Cliff Rossi, a former head of global consumer risk management risk at Citi, is a leading advocate for a national climate risk insurer that would be chartered by the federal government — much like mortgage insurers Fannie Mae and Freddie Mac, which are known as government-sponsored entities, or GSEs.

Rossi, now Director of the Smith Enterprise Risk Consortium at the University of Maryland’s business school, said that anyone whose mortgage is guaranteed through Freddie or Fannie is already required to have flood insurance if their property is in a designated flood plain.

The current system, Rossi said, is flawed. “It does incentivize folks to continue to reside in these very critical areas that are increasingly exposed to [severe] storms,” he said. “We have to rethink the approach to who is allowed to have insurance.”

Denying government-backed insurance to second homes, requiring adherence to strict building codes, and limiting the amount of money that can be paid out on any one claim would limit both the damage and the cost of cleaning up and rebuilding.
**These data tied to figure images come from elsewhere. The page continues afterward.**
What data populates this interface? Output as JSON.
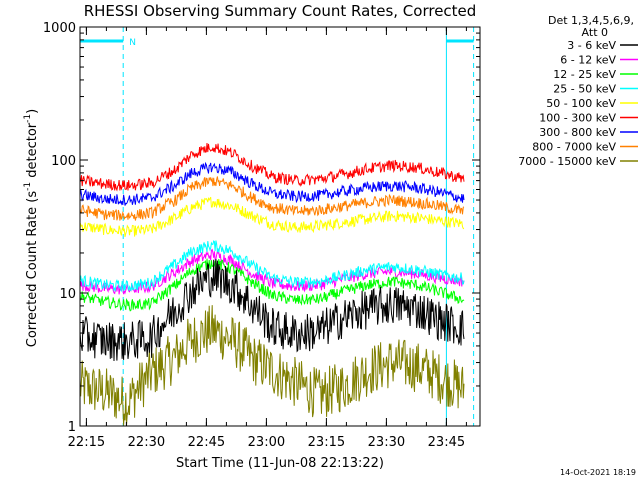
{
  "chart_data": {
    "type": "line",
    "title": "RHESSI Observing Summary Count Rates, Corrected",
    "xlabel": "Start Time (11-Jun-08 22:13:22)",
    "ylabel_main": "Corrected Count Rate (s",
    "ylabel_exp1": "-1",
    "ylabel_mid": " detector",
    "ylabel_exp2": "-1",
    "ylabel_end": ")",
    "ylog": true,
    "ylim": [
      1,
      1000
    ],
    "xlim_minutes": [
      0,
      100
    ],
    "x_ticks": [
      {
        "minute": 1.6,
        "label": "22:15"
      },
      {
        "minute": 16.6,
        "label": "22:30"
      },
      {
        "minute": 31.6,
        "label": "22:45"
      },
      {
        "minute": 46.6,
        "label": "23:00"
      },
      {
        "minute": 61.6,
        "label": "23:15"
      },
      {
        "minute": 76.6,
        "label": "23:30"
      },
      {
        "minute": 91.6,
        "label": "23:45"
      }
    ],
    "y_ticks": [
      {
        "value": 1,
        "label": "1"
      },
      {
        "value": 10,
        "label": "10"
      },
      {
        "value": 100,
        "label": "100"
      },
      {
        "value": 1000,
        "label": "1000"
      }
    ],
    "legend_header": [
      "Det 1,3,4,5,6,9,",
      "Att 0"
    ],
    "series": [
      {
        "name": "3 - 6 keV",
        "color": "#000000",
        "x": [
          0,
          6,
          12,
          18,
          24,
          28,
          33,
          38,
          43,
          48,
          54,
          60,
          66,
          72,
          78,
          84,
          90,
          96
        ],
        "y": [
          4.8,
          4.4,
          4.3,
          4.6,
          7.5,
          10.5,
          13.5,
          11.5,
          8.0,
          5.5,
          4.9,
          5.2,
          6.5,
          7.6,
          8.2,
          7.6,
          6.2,
          5.4
        ]
      },
      {
        "name": "6 - 12 keV",
        "color": "#ff00ff",
        "x": [
          0,
          6,
          12,
          18,
          24,
          28,
          33,
          38,
          43,
          48,
          54,
          60,
          66,
          72,
          78,
          84,
          90,
          96
        ],
        "y": [
          11.5,
          10.8,
          10.6,
          11.2,
          14.5,
          17.5,
          19.5,
          17.5,
          14.0,
          11.8,
          11.2,
          11.5,
          12.8,
          14.0,
          14.5,
          14.0,
          13.0,
          12.2
        ]
      },
      {
        "name": "12 - 25 keV",
        "color": "#00ff00",
        "x": [
          0,
          6,
          12,
          18,
          24,
          28,
          33,
          38,
          43,
          48,
          54,
          60,
          66,
          72,
          78,
          84,
          90,
          96
        ],
        "y": [
          9.5,
          8.6,
          8.1,
          8.3,
          11.5,
          14.8,
          17.0,
          15.2,
          12.0,
          9.6,
          8.8,
          9.0,
          10.3,
          11.5,
          12.2,
          11.5,
          10.2,
          8.8
        ]
      },
      {
        "name": "25 - 50 keV",
        "color": "#00ffff",
        "x": [
          0,
          6,
          12,
          18,
          24,
          28,
          33,
          38,
          43,
          48,
          54,
          60,
          66,
          72,
          78,
          84,
          90,
          96
        ],
        "y": [
          12.5,
          11.5,
          11.2,
          12.0,
          16.5,
          20.5,
          23.0,
          20.5,
          16.0,
          13.0,
          12.0,
          12.2,
          13.5,
          15.0,
          15.8,
          15.0,
          13.8,
          12.8
        ]
      },
      {
        "name": "50 - 100 keV",
        "color": "#ffff00",
        "x": [
          0,
          6,
          12,
          18,
          24,
          28,
          33,
          38,
          43,
          48,
          54,
          60,
          66,
          72,
          78,
          84,
          90,
          96
        ],
        "y": [
          32,
          30,
          29,
          30,
          37,
          44,
          49,
          45,
          38,
          33,
          31,
          32,
          34,
          36,
          38,
          37,
          35,
          33
        ]
      },
      {
        "name": "100 - 300 keV",
        "color": "#ff0000",
        "x": [
          0,
          6,
          12,
          18,
          24,
          28,
          33,
          38,
          43,
          48,
          54,
          60,
          66,
          72,
          78,
          84,
          90,
          96
        ],
        "y": [
          70,
          66,
          64,
          67,
          85,
          110,
          127,
          113,
          90,
          75,
          70,
          72,
          78,
          86,
          91,
          88,
          80,
          72
        ]
      },
      {
        "name": "300 - 800 keV",
        "color": "#0000ff",
        "x": [
          0,
          6,
          12,
          18,
          24,
          28,
          33,
          38,
          43,
          48,
          54,
          60,
          66,
          72,
          78,
          84,
          90,
          96
        ],
        "y": [
          55,
          51,
          50,
          52,
          65,
          80,
          89,
          81,
          66,
          56,
          53,
          54,
          58,
          62,
          64,
          62,
          57,
          51
        ]
      },
      {
        "name": "800 - 7000 keV",
        "color": "#ff8000",
        "x": [
          0,
          6,
          12,
          18,
          24,
          28,
          33,
          38,
          43,
          48,
          54,
          60,
          66,
          72,
          78,
          84,
          90,
          96
        ],
        "y": [
          42,
          39,
          38,
          40,
          50,
          62,
          70,
          64,
          52,
          44,
          41,
          42,
          45,
          48,
          50,
          48,
          45,
          41
        ]
      },
      {
        "name": "7000 - 15000 keV",
        "color": "#808000",
        "x": [
          0,
          6,
          12,
          18,
          24,
          28,
          33,
          38,
          43,
          48,
          54,
          60,
          66,
          72,
          78,
          84,
          90,
          96
        ],
        "y": [
          2,
          1.8,
          1.5,
          2.5,
          3.3,
          4.5,
          5.3,
          4.4,
          3.2,
          2.6,
          2.1,
          1.7,
          2.0,
          2.6,
          3.0,
          2.8,
          2.3,
          1.9
        ]
      }
    ],
    "markers": {
      "solid_lines_minutes": [
        0,
        91.6
      ],
      "dashed_lines_minutes": [
        10.8,
        98.4
      ],
      "bars": [
        [
          0,
          10.8
        ],
        [
          91.6,
          98.4
        ]
      ],
      "bar_value": 1000,
      "bar_label": "N"
    }
  },
  "footer_date": "14-Oct-2021 18:19"
}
State-funded insurance programs aimed at disaster recovery, like Florida’s Citizens insurance, a not-for-profit insurer of last resort with 1.26 million policies in force, have been running out of cash, Rossi noted. “If you’re concentrating on just homeowners in the state of Florida, you’ve concentrated risk to such a level that it makes it extremely expensive,” he said.

A national natural hazard insurance company?

That’s where Rossi’s Federal Natural Hazard Insurance Corporation comes in. As a GSE, the insurer would package its credit risk, much like Fannie and Freddie package their mortgage risk, and resell it on the private market. His plan would absorb FEMA’s National Flood Insurance Program, too.

“It would be part of this new federal agency that would be staffed with actuaries and scientists who are better able to qualify and price out the risk associated with all kinds of climate risk, including drought, wildfires, earthquakes as well as storms and flooding,” Rossi said. The company would then repackage its risk and sell it.

This would solve the problem of private insurers backing away from climate-related risk because of the uncertainty involved in estimating that risk. But by having an entity dedicated to the task of pricing climate risk and insuring against it, and having the federal government — backed by the U.S. Treasury — as the ultimate guarantor, the risk would be reduced to the point that businesses could rely on the insurance to be affordable and comprehensive. And the stricter qualifying requirements for the insurance would reduce the incentives for locating or rebuilding in the wrong spot.

Rossi has spent time with large insurance companies, state governments, and federal officials developing his plan. All the players seem enthusiastic, he said, but there’s only one problem: Congress. A new GSE would need Congress to approve its charter, and in a divided government that’s unlikely to happen.

“It’s going to take more of those back-to-back category 4 or 5 storms coming through,” Rossi said. “And at some point that will be the catalyst for some sort of major intervention.”